Is the institution of marriage becoming a dinosaur? According to a Pew pole, as reported in The Economist, January 12, 2013, as of a year ago just 51 percent of all American adults were married, down from 72 percent in 1960, and the median age of first time newlyweds reached an all-time high. And 28 percent of American adults had never been married, up from only 15 percent in 1960.
Coupled with the decline in marriage a rising birth rate for single women was reported. In 2010, 40.8 of all births were to unmarried mothers. During the year 2011, 35 percent of all American children lived in a single parent home. Not only are there documented emotional and academic impediments for these children, the poverty rate of female single parent homes is over five times that of married two parent families.
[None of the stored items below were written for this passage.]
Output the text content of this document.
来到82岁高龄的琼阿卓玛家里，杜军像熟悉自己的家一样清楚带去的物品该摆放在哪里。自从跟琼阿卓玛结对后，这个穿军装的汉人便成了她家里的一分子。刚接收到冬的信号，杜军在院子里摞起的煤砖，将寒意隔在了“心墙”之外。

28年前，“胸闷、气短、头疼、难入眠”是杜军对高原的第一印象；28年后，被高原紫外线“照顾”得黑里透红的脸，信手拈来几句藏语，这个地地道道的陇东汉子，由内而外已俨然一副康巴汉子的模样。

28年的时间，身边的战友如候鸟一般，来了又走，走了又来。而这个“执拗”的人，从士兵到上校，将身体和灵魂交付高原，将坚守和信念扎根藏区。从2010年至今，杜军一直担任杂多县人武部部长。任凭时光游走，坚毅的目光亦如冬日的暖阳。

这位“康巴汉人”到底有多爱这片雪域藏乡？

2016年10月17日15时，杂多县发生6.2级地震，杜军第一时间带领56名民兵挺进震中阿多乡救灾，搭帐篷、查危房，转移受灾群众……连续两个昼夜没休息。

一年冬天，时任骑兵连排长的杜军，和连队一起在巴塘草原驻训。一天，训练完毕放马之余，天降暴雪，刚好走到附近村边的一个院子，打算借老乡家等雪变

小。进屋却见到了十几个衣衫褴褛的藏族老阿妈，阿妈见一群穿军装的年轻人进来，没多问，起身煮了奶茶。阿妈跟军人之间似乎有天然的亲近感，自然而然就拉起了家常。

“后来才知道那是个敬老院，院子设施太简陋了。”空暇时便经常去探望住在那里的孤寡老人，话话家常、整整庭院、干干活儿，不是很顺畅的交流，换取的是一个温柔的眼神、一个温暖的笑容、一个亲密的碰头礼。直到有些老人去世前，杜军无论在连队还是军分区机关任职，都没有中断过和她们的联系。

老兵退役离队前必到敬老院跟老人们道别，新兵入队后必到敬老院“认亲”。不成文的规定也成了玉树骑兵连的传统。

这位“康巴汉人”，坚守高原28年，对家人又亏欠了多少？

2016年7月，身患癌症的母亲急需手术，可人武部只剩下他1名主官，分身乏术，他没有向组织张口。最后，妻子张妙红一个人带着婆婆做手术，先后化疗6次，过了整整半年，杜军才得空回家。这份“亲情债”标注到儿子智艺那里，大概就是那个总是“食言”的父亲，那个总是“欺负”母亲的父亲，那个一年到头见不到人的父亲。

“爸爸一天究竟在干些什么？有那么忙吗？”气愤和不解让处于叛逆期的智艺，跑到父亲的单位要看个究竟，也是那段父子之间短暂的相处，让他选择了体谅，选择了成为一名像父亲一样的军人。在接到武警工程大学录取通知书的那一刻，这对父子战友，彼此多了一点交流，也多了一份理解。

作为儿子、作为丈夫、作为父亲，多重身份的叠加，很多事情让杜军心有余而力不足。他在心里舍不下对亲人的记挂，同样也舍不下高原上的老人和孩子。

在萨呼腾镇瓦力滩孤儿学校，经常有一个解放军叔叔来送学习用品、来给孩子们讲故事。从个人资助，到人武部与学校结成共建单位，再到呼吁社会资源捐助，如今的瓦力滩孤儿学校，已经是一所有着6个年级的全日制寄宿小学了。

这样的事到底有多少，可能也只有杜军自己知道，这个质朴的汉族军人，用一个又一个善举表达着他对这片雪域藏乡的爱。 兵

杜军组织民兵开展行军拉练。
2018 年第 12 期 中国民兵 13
However the statistical range was uneven across economic and educational lines. Wealthier and better educated Americans had lower so called “out-of-wedlock” birth rates, as well as lower divorce, with correspondingly higher marriage rates.
Given the statistics of the wealthier and better educated, there are those who support marriage promotion purely as a route to economic success. The Economist article detailed a number of weak initiatives that were designed to encourage marriage and/or prevent divorce, including The Healthy Marriage Initiative introduced by former President George W. Bush, it’s predecessor the 1996 Welfare Reform Bill, signed into law by President Bill Clinton, and a federally funded marriage-promotion initiative called Building Strong Families. Ultimately such programs were found to lack the ability to have an appreciable affect on stronger marital relationships.
Critics of marriage promotion argue that poverty is the cause, not a result of low marriage success. Creating more living-wage jobs could be helpful. However, the skeptics propose that rather than promoting marriage as a potential route to economic success, the solution is to ensure access to family-planning services in order to minimize the number of births occurring outside of marriage. After all of the lackluster results following programs designed to help couples stay married or get married, there just does not appear to be a fast fix to the institution of marriage.